“All my children were killed.”
“Six sons, two brothers … and finally my sister was hanged.”
“My four brothers … and my father is the fifth … they never came back … I only have my mother left, nobody else …”
“I lost my brother, my two nephews … my five grandchildren, my two sons …”
“When I add it up, 24 of them were swallowed up by Srebrenica …”
Year after year, one testimony follows another.
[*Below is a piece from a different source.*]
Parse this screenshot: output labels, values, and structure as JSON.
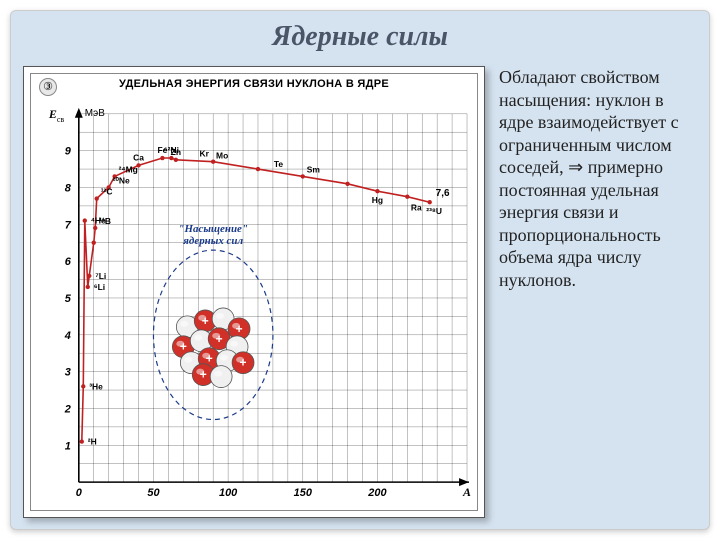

I have been recording them for over two decades.
They are the testimonies of mostly women – and some male – survivors of the Bosnian war, whose loved ones were killed in the genocide committed in the Bosnian town of Srebrenica in July 1995, by the Serb forces led by General Ratko Mladic.
The survivors are now anxiously awaiting news from The Hague, where a first-instance verdict is due to be pronounced against Mladic before the International War Crimes Tribunal.
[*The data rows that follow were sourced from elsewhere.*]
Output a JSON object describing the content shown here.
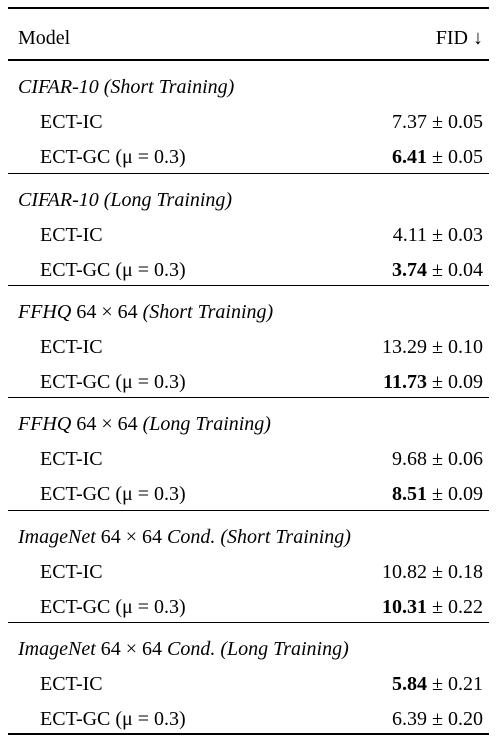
{
  "table": {
    "header": [
      "Model",
      "FID ↓"
    ],
    "sections": [
      {
        "title": [
          {
            "text": "CIFAR-10 (Short Training)",
            "italic": true
          }
        ],
        "rows": [
          {
            "model": "ECT-IC",
            "fid": [
              "7.37",
              "± 0.05"
            ],
            "best": false
          },
          {
            "model": "ECT-GC (μ = 0.3)",
            "fid": [
              "6.41",
              "± 0.05"
            ],
            "best": true
          }
        ]
      },
      {
        "title": [
          {
            "text": "CIFAR-10 (Long Training)",
            "italic": true
          }
        ],
        "rows": [
          {
            "model": "ECT-IC",
            "fid": [
              "4.11",
              "± 0.03"
            ],
            "best": false
          },
          {
            "model": "ECT-GC (μ = 0.3)",
            "fid": [
              "3.74",
              "± 0.04"
            ],
            "best": true
          }
        ]
      },
      {
        "title": [
          {
            "text": "FFHQ",
            "italic": true
          },
          {
            "text": "64 × 64",
            "italic": false
          },
          {
            "text": "(Short Training)",
            "italic": true
          }
        ],
        "rows": [
          {
            "model": "ECT-IC",
            "fid": [
              "13.29",
              "± 0.10"
            ],
            "best": false
          },
          {
            "model": "ECT-GC (μ = 0.3)",
            "fid": [
              "11.73",
              "± 0.09"
            ],
            "best": true
          }
        ]
      },
      {
        "title": [
          {
            "text": "FFHQ",
            "italic": true
          },
          {
            "text": "64 × 64",
            "italic": false
          },
          {
            "text": "(Long Training)",
            "italic": true
          }
        ],
        "rows": [
          {
            "model": "ECT-IC",
            "fid": [
              "9.68",
              "± 0.06"
            ],
            "best": false
          },
          {
            "model": "ECT-GC (μ = 0.3)",
            "fid": [
              "8.51",
              "± 0.09"
            ],
            "best": true
          }
        ]
      },
      {
        "title": [
          {
            "text": "ImageNet",
            "italic": true
          },
          {
            "text": "64 × 64",
            "italic": false
          },
          {
            "text": "Cond. (Short Training)",
            "italic": true
          }
        ],
        "rows": [
          {
            "model": "ECT-IC",
            "fid": [
              "10.82",
              "± 0.18"
            ],
            "best": false
          },
          {
            "model": "ECT-GC (μ = 0.3)",
            "fid": [
              "10.31",
              "± 0.22"
            ],
            "best": true
          }
        ]
      },
      {
        "title": [
          {
            "text": "ImageNet",
            "italic": true
          },
          {
            "text": "64 × 64",
            "italic": false
          },
          {
            "text": "Cond. (Long Training)",
            "italic": true
          }
        ],
        "rows": [
          {
            "model": "ECT-IC",
            "fid": [
              "5.84",
              "± 0.21"
            ],
            "best": true
          },
          {
            "model": "ECT-GC (μ = 0.3)",
            "fid": [
              "6.39",
              "± 0.20"
            ],
            "best": false
          }
        ]
      }
    ]
  }
}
Mladic was indicted and charged with genocide in Srebrenica and six other municipalities in Bosnia Herzegovina, in addition to ethnic cleansing; killings; inhumane actions; destruction of mosques and Catholic churches; and the siege of Sarajevo.
Those how have lost people dearest to their heart see Mladic as a symbol of the project of evil, designed and prepared so as to enable the perpetration of genocide, a symbol of the system that hid traces of crimes and consequences of genocide and continues to hide them in mass graves across Bosnia and Herzegovina.
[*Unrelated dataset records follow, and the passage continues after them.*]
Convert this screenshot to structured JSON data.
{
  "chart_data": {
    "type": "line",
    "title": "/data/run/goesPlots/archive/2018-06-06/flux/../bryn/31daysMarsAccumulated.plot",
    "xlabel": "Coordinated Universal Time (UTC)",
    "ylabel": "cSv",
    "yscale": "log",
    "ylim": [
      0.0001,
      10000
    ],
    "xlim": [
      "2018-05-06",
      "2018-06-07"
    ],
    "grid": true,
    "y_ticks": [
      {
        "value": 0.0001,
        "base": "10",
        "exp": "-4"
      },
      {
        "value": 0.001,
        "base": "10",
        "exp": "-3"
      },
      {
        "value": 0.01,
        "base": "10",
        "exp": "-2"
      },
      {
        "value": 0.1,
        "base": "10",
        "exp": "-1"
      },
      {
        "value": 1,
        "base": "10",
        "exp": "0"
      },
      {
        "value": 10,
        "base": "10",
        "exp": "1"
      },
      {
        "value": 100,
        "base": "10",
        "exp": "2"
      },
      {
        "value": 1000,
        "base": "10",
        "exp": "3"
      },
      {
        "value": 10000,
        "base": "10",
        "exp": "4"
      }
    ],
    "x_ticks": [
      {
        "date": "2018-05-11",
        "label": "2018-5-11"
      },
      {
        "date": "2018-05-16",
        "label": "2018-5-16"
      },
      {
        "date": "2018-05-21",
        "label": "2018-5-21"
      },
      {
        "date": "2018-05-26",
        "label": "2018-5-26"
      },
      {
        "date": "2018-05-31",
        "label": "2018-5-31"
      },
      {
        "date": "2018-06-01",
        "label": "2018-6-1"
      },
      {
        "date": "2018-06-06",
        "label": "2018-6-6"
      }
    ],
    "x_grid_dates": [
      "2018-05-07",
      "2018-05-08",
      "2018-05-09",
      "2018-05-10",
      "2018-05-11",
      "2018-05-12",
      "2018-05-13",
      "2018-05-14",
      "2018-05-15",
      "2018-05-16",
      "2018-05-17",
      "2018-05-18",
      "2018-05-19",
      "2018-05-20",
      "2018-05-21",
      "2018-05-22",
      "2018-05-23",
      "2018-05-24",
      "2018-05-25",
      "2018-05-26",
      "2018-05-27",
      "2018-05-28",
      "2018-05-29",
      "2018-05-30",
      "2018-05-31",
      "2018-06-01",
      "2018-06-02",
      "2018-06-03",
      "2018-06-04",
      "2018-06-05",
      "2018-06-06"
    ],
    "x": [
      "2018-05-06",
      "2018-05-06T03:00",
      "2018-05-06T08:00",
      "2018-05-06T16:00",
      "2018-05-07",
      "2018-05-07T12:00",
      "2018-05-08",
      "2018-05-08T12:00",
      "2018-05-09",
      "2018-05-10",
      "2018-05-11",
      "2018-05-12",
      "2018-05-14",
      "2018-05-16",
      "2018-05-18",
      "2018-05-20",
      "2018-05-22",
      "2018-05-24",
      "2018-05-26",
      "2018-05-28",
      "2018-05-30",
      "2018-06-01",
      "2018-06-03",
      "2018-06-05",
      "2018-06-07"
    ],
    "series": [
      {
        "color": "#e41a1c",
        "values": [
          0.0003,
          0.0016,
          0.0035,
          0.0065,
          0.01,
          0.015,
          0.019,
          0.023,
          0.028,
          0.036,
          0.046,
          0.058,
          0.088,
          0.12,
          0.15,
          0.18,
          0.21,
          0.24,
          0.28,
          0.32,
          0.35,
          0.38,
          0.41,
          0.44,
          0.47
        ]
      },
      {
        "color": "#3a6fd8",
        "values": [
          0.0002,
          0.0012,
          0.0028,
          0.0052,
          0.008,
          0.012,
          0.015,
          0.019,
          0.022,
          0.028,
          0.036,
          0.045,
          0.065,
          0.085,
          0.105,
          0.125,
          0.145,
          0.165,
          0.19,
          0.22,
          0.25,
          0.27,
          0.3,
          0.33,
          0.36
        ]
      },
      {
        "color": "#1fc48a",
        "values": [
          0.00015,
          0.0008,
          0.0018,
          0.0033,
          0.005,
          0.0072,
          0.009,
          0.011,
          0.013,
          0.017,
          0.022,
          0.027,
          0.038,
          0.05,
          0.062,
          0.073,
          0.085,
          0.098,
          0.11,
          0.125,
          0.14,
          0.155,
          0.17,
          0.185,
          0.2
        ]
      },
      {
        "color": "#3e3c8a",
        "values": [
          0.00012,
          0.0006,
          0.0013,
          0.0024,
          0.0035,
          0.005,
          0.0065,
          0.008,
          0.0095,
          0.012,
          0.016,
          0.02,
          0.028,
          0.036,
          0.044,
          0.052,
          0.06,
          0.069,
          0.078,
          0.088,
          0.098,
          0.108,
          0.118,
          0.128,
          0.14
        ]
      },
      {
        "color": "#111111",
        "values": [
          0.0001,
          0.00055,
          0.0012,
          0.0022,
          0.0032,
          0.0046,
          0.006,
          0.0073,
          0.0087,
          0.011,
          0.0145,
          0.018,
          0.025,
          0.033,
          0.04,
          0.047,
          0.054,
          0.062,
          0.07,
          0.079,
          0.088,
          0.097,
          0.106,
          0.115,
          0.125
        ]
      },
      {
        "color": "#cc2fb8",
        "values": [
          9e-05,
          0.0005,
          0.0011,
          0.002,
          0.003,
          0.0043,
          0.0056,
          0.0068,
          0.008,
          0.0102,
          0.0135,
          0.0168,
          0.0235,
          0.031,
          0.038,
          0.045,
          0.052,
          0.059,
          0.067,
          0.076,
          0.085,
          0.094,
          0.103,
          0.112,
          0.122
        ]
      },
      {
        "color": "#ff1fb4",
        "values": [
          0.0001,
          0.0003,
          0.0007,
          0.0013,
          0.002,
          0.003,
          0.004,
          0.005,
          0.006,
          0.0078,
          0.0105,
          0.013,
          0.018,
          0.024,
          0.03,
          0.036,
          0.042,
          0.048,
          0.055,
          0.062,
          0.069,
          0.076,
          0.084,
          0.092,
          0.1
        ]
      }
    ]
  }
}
I have spent hundreds of days and nights in the company of those who have spent years searching for the mortal remains of their loved ones. Searching for their bones, buried deep in the Bosnian soil.
I witnessed their enormous grief. I watched mothers caress the only recovered bone belonging to their sons, talking to that piece of skeleton as if it were a living man.
I was moved by their stories, both as a journalist and a human being.
They are my most important source of information, my key method of preparation.
For they speak without calculations. They speak the truth.
And on the day of the pronouncement of the verdict against Mladic, their words will be the loudest.
Giving them a chance to speak means practising journalism in the only right way: “Giving a voice to the voiceless!”
In conclusion, there is no balance and neutrality in reporting on crimes. There is no even distribution of media time between criminals and victims.
Criminals and their representatives must not be given an opportunity to promote crimes under the guise of objectivity, which is not the same as neutrality.
Ed Vulliamy, a British-Irish reporter who covered the war in Bosnia and Herzegovina and has been credited with discovering Serb concentration camps in northwestern Bosnia, wrote in his book on the war in Bosnia: “I believe that there are moments in history when neutrality is not neutral, but becomes complicit in the crime. I’m not neutral between the camp guards and the prisoners, between the raped women and the beasts who raped them.”
These words should be reiterated. They are important.